では、なぜ「全ては自分の責任である」ということが、人生を最も自由にかつパワフルに生きる方法の一つなのかについて、お伝えしていきます。

 

1.責任とはどのような意味か。

 「責任」という言葉を聞くと、恐らく大半の日本人は、ネガティブ(否定的)な捉え方をしてしまうかもしれません。普通の感覚だと、自分の身の回りに起こる不幸な出来事は、「偶然や不可抗力のせいであったり」、もしくは、「他人の責任だ」と考えてしまうことが多いでしょう。反対に、真面目な人は、「私の責任でこうなってしまったんだ。。。」と自分を責め続ける場合もあるかもしれません。

 英語では、責任のことを、“responsibilityといいます。このresponsibilityの語源は、「response」(反応)と「ability」(能力)いう2つの言葉から成り立っています。つまり、responsibility(責任)とは、 自分の反応(response)を選択する力(ability)を意味します。責任という言葉の印象が変わってきたのではないでしょうか?

 

2.フランクル博士の偉大な発見

 あまり知らない人のほうが多いのかもしれませんが、ヴィクトール・フランクル博士(Dr.Viktor E. Frankl)という世界的に著名なオーストリアの心理学者が、非常に有名な言葉を残しています。

 Between stimulus and response there is a space.  In that space is our power to choose our response. In our response lies our growth and our freedom.

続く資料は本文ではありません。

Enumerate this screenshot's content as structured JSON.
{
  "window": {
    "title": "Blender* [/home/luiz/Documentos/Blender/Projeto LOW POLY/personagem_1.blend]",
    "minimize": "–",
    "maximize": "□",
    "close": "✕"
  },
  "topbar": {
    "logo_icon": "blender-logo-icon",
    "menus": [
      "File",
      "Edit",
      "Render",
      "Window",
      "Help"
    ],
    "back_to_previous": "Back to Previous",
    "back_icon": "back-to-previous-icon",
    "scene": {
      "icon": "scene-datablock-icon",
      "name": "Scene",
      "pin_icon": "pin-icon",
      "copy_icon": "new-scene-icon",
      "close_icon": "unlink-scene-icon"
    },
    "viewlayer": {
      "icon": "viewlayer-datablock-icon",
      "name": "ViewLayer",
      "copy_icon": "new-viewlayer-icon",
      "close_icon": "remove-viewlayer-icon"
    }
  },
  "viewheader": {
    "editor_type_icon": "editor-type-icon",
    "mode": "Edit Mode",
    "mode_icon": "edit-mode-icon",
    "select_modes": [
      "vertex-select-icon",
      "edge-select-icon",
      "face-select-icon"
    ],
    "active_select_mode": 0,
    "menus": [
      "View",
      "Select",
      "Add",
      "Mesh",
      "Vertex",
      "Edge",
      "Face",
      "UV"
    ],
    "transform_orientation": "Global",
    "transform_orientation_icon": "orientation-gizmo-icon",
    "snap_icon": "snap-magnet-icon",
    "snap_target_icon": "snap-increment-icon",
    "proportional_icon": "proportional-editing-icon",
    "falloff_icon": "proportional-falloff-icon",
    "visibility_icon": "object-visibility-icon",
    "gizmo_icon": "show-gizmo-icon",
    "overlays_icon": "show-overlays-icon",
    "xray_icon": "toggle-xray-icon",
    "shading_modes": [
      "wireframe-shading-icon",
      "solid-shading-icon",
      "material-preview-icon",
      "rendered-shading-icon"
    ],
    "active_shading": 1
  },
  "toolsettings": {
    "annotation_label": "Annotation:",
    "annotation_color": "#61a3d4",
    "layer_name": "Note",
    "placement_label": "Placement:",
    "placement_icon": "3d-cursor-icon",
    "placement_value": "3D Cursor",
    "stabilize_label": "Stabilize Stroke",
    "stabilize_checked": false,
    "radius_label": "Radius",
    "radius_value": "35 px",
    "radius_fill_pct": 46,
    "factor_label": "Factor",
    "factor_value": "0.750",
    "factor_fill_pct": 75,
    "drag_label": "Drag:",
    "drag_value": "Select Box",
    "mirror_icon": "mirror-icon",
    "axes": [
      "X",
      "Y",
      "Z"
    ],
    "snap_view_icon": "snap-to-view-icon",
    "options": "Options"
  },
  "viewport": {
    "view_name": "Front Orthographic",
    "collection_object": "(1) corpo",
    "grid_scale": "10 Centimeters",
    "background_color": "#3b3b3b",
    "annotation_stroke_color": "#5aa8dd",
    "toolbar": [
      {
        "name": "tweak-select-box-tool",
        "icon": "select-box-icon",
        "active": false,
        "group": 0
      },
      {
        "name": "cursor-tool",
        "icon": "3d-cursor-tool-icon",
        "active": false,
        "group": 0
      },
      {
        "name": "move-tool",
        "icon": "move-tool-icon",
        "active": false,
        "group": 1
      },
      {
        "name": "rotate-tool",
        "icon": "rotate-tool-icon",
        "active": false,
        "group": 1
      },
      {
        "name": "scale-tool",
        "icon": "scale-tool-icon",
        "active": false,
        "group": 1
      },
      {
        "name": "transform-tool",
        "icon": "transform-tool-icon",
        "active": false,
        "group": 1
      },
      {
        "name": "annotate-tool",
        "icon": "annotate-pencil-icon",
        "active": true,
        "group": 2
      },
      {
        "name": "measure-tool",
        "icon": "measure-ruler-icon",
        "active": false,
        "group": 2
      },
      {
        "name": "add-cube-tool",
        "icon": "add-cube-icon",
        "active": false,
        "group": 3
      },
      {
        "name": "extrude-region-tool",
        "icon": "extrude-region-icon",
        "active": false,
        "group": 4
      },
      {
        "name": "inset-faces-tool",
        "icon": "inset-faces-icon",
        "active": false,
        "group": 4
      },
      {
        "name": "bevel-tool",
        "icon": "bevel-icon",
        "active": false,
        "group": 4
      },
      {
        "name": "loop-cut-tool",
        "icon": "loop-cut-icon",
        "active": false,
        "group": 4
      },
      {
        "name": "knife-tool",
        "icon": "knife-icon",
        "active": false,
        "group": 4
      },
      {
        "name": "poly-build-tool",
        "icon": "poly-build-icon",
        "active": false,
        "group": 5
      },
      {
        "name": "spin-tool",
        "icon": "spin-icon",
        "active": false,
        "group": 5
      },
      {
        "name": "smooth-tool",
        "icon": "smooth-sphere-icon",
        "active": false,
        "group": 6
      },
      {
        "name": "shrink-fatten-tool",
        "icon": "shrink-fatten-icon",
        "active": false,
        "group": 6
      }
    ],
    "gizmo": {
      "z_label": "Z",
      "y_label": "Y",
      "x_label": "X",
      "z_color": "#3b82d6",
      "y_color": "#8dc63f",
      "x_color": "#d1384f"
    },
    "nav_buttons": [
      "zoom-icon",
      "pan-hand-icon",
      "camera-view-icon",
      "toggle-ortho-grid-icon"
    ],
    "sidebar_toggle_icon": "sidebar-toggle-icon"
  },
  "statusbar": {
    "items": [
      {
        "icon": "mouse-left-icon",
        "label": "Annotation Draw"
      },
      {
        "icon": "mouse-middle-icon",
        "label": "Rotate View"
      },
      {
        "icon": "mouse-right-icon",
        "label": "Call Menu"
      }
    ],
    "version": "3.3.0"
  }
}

 訳しますと、stimulus(刺激)とresponse(反応)との間には、ある種のspace(間:ま)が存在する。その間(ま)において、我々人間は、自らの反応を選択する力をもっている。そして、その「我々の反応」の中に、自らの成長と自由が存在するのだ。

 フランクル博士は、1944年10月にアウシュビッツ収容所に送られ、死の淵を経験したのですが、その時の体験を綴ったものが、世界で900万部のベストセラーとなった『夜と霧』です。フランクル博士は、この恐怖体験の中で、この名言を世に残しました。我々は、刺激に対して、自動的に反応すると思いがちですが、実は、科学的には、「反応を自ら選択する力」を持っていることが証明されているのです。

 

3.評価判断のメカニズム

 評価判断のメカニズムは、シンプルに言えば、外部からの刺激⇒評価判断⇒選択⇒反応です。このメカニズムを、脳神経科学の視点からみると、感覚器官(視覚、聴覚、触覚、嗅覚、味覚=五感)から入力された「刺激」が、視床を経由して感覚皮質に届けられ、そこで分析されます。分析された信号は、扁桃体に届けられて感情的刺激であるかどうかの判断がなされれます。その判断が視床下部・中脳を経由して、身体反応を引き起こします(J.LeDoux)。

 つまり、何らかの情報(刺激)を受けて、喜んだり、怒ったりするのは、この脳神経プロセスを経由した結果の反応なのです。脳神経内の情報処理はとてつもないスピードですが、この「段階的なプロセス」があるからこそ、人間は、たとえ突発的な感情であっても、意識を働かせることで「反応」をコントロールすることが可能となるのです。

 

4.選択するという決断

 評価判断のメカニズムおいて、最も大切なのは、「反応を選択するプロセス」です。反応を選択する前段階として評価判断のプロセスを経由する時、「価値観」や「信念」という評価軸によって評価判断の内容が作られますが、最後にどのような「反応を選択するか」は、その人の選択次第です。

 例えば、一瞬でも思いとどまることができれば、怒りをぶつけたり、暴力的になったりすることを避けることができるのです。フランクル博士が証明したように、人間には、反応を選択するパワーがあります。人は、自ら反応を選択するパワーを元々持っているのです。

 「怒り」や「憎しみ」や「悲しみ」という感情の発生に対して、次にどのような「反応」を選択するかは、実は、あなたの自由、あなた次第です。それらのネガティヴな感情に対して、怒りをぶちまけて、相手を殴る、物を投げつけることも選択できるし、反対に、「私に何かできることはないだろうか」と愛の言葉を伝えることもできるのです。

ここでは、敢えて、どのような選択がいいのかの「価値判断」はしません。

そして、その反応の選択の中に、人間の成長と自由があります。「全てに対して自ら責任を取る立場」とは、response(反応)に対して自ら選択する力(ability)を発揮する立場のことです。

 すべては、あなたの自由な選択です。

 

5.まとめ

 「選択理論」を提唱したグラッサー博士は、次のようなことを言っています。

  • 他人は変えることができず、自分からは情報を与えることしかできない。
  • 自分にできるのは、他者に対する反応を変えることだけ。
  • 自分を変えることは可能なので、無駄に悲観的になってはいけない。
  • 外部をコントロールしようとすると自分が不幸になる。

 グラッサー博士が言うように、「自責」の立場に立って選択するならば、他人のせいにする必要もなく、不可抗力な出来事のせいにする必要もなく、自分の意思と力で反応を選択できる、つまり、責任(responsibility)を取ることができる、ということです。

人生やビジネスおいて、「全ては自分の責任である」との立場は、“他者や環境に左右されない、主体的な生き方”なのです。

すなわち、これほど、自由でパワフルな生き方はない、ということです。